参照URL:https://twitter.com/inosenaoki/status/269493886378971137

この対話・発言に関するご見解をお伺いします。(複数回答可)
① 全面的に理解・支持できる
② 発言するだけでなく具体的な施策を進めてもらいたい
③ 人権は自然権であるので「認める」かどうかは問題でなく、不適当で認識不足だ
④ 選挙を意識したパフォーマンスだ
⑤ 質問に答えておらず、誠実とは言えない
⑥ 真意が分からない・伝わらないので再度説明すべきだ
⑦ 性的少数者(性的マイノリティ)の人権は認める必要がなく、理解・支持できない
⑧ ツイッターで何を発言しようが自由であり、拘束力もなく責任を負う必要もない

*その他のご意見や補足等がございましたら、ご記入をお願いいたします

・後藤輝樹 なし
この発言だけでは、誰でも言える、一般論を言ったに過ぎないと思います。というか、見方によれば、元々、人権なんて誰もが有しているもので、「認めます」と言われたら、元々、なかったか否定されてたのか、とも思えてしまいます。

・社民党 ② 発言するだけでなく具体的な施策を進めてもらいたい
     ③ 人権は自然権であるので「認める」かどうかは問題でなく、不適当で認識不足だ
     ④ 選挙を意識したパフォーマンスだ
     ⑤ 質問に答えておらず、誠実とは言えない

・すどうえいじ ② 発言するだけでなく具体的な施策を進めてもらいたい

・都議会公明党 なし
猪瀬副知事(当時)の真意が、この返答だけでは、十分に分かりませんが、都議会公明党は、性的マイノリティであると否とを問わず、何人であれ人権は尊重されなければならないと考えます。

・生活者ネット なし
同性婚などは当然認める方向で進めるべきだとは思いますが、法整備や制度設計に当たっては、今後議論が必要だと思います。

・都議会民主党 ⑥ 真意が分からない・伝わらないので再度説明すべきだ

・共産党 ② 発言するだけでなく具体的な施策を進めてもらいたい
     ③ 人権は自然権であるので「認める」かどうかは問題でなく、不適当で認識不足だ
     ⑤ 質問に答えておらず、誠実とは言えない

・緑の党 ② 発言するだけでなく具体的な施策を進めてもらいたい



Ⅳ.性的少数者(性的マイノリティ)に関する施策について

今後の東京都における性的少数者(性的マイノリティ)に関する施策について、ご見解をお聞かせください。

① 現状で問題はなく、特に今後取り組んでいく予定はない
② 十分とは言えないが、他に優先すべき課題がある
③ あらゆる分野で取り組みを進めていきたい
④ 優先度の高い分野から取り組みを進めていきたい
(優先度が高いと思われる分野も合わせてお聞かせください)

*その他のご意見や補足等がございましたら、ご記入をお願いいたします


・後藤輝樹 なし
まず、性的マイノリティとは、何を指すのかがわからない。同性愛なのか、フェティシズムなのか、定義がはっきりしていないので、何とも言えません。またどこが問題で、どこを改善すべきなのかも人によって様々だと思います。そういった定まった主張が無いと施策に反映しにくいと思います。

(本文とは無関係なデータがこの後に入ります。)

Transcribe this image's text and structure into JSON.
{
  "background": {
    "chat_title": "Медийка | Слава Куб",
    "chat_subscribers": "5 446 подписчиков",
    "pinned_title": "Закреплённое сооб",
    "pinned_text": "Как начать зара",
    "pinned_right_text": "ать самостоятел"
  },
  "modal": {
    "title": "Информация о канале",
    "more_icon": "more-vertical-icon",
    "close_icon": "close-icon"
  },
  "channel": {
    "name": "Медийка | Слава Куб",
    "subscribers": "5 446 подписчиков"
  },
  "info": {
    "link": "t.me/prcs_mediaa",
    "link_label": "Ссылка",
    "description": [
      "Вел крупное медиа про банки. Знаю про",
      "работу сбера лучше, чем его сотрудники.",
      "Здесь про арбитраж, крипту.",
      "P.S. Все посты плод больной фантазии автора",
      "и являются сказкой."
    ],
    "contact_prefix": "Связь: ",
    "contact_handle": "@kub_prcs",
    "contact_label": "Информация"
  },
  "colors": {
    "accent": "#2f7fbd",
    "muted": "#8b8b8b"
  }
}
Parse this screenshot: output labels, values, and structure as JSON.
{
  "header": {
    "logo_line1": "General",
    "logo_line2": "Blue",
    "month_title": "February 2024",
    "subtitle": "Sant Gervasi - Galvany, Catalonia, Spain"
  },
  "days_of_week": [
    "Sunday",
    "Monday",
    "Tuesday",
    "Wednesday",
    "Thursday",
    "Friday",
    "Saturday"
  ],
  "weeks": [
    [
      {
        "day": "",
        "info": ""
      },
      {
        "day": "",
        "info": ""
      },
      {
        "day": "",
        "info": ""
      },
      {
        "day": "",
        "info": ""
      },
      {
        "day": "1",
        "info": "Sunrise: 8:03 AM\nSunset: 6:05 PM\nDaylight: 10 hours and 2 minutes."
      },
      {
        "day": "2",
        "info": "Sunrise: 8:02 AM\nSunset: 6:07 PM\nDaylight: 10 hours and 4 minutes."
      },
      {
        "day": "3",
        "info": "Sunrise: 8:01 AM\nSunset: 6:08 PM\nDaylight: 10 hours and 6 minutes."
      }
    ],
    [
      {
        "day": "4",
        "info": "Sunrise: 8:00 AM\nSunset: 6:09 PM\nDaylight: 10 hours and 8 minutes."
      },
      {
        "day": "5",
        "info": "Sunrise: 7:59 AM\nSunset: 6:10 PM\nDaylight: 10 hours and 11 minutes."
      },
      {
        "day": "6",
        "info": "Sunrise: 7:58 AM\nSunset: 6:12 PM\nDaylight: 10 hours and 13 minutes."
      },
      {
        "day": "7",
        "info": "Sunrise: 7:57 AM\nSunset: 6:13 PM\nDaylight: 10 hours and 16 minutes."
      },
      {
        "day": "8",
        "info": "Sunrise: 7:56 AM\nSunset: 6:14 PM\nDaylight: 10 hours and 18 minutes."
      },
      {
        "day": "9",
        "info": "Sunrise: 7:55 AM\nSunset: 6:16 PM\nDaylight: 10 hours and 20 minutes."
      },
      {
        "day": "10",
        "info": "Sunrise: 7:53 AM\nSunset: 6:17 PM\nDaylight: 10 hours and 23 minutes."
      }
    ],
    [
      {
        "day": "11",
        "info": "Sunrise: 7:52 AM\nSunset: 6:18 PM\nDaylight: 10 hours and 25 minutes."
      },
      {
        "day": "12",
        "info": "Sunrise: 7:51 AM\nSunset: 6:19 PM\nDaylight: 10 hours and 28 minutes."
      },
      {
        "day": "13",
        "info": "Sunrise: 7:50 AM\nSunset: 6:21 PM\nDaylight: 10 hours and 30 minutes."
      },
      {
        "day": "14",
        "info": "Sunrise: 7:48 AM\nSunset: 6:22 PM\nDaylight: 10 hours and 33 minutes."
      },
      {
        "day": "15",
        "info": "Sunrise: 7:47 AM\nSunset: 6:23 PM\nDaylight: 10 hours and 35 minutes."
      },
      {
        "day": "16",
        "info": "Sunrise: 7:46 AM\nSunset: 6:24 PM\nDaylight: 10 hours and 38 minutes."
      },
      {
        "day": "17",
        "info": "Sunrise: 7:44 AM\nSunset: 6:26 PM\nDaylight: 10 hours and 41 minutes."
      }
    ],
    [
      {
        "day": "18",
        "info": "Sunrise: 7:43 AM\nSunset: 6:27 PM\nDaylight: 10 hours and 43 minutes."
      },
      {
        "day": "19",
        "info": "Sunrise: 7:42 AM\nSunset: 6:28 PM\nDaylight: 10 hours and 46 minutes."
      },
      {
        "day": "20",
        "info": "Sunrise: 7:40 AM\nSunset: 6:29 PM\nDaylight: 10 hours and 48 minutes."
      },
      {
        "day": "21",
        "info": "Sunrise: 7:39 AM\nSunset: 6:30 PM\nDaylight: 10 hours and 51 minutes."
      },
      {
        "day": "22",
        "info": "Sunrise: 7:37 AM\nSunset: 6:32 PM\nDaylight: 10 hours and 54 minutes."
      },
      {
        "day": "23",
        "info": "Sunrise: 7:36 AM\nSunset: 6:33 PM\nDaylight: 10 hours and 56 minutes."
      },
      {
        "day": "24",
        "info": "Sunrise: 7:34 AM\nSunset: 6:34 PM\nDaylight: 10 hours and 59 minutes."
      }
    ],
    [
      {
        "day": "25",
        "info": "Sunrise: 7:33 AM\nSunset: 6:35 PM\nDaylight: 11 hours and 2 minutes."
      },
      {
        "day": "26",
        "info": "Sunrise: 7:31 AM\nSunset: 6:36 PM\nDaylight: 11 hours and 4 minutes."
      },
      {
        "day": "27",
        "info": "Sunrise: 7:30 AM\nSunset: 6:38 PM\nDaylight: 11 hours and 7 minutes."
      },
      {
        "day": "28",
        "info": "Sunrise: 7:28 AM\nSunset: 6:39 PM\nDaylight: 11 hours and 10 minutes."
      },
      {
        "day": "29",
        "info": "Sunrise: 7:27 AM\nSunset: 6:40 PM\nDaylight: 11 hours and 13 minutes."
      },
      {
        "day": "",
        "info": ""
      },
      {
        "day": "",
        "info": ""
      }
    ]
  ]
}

・社民党 ③ あらゆる分野で取り組みを進めていきたい

・すどうえいじ ③ あらゆる分野で取り組みを進めていきたい

・都議会公明党 なし
性的マイノリティに対する理解を深め、偏見や差別をなくすための普及・啓発に今後も取り組んでいく必要があります。

・生活者ネット ④ 優先度の高い分野から取り組みを進めていきたい
偏見・差別をなくすための施策が重要だと思います。教育と職場で、社会が受け入れる素地を作っていくことが重要です。2012年3月にできた「男女平等参画の東京都行動計画」にはセクシュアリティの記述がなく、こうしたところから取り組んでいく必要があると思います。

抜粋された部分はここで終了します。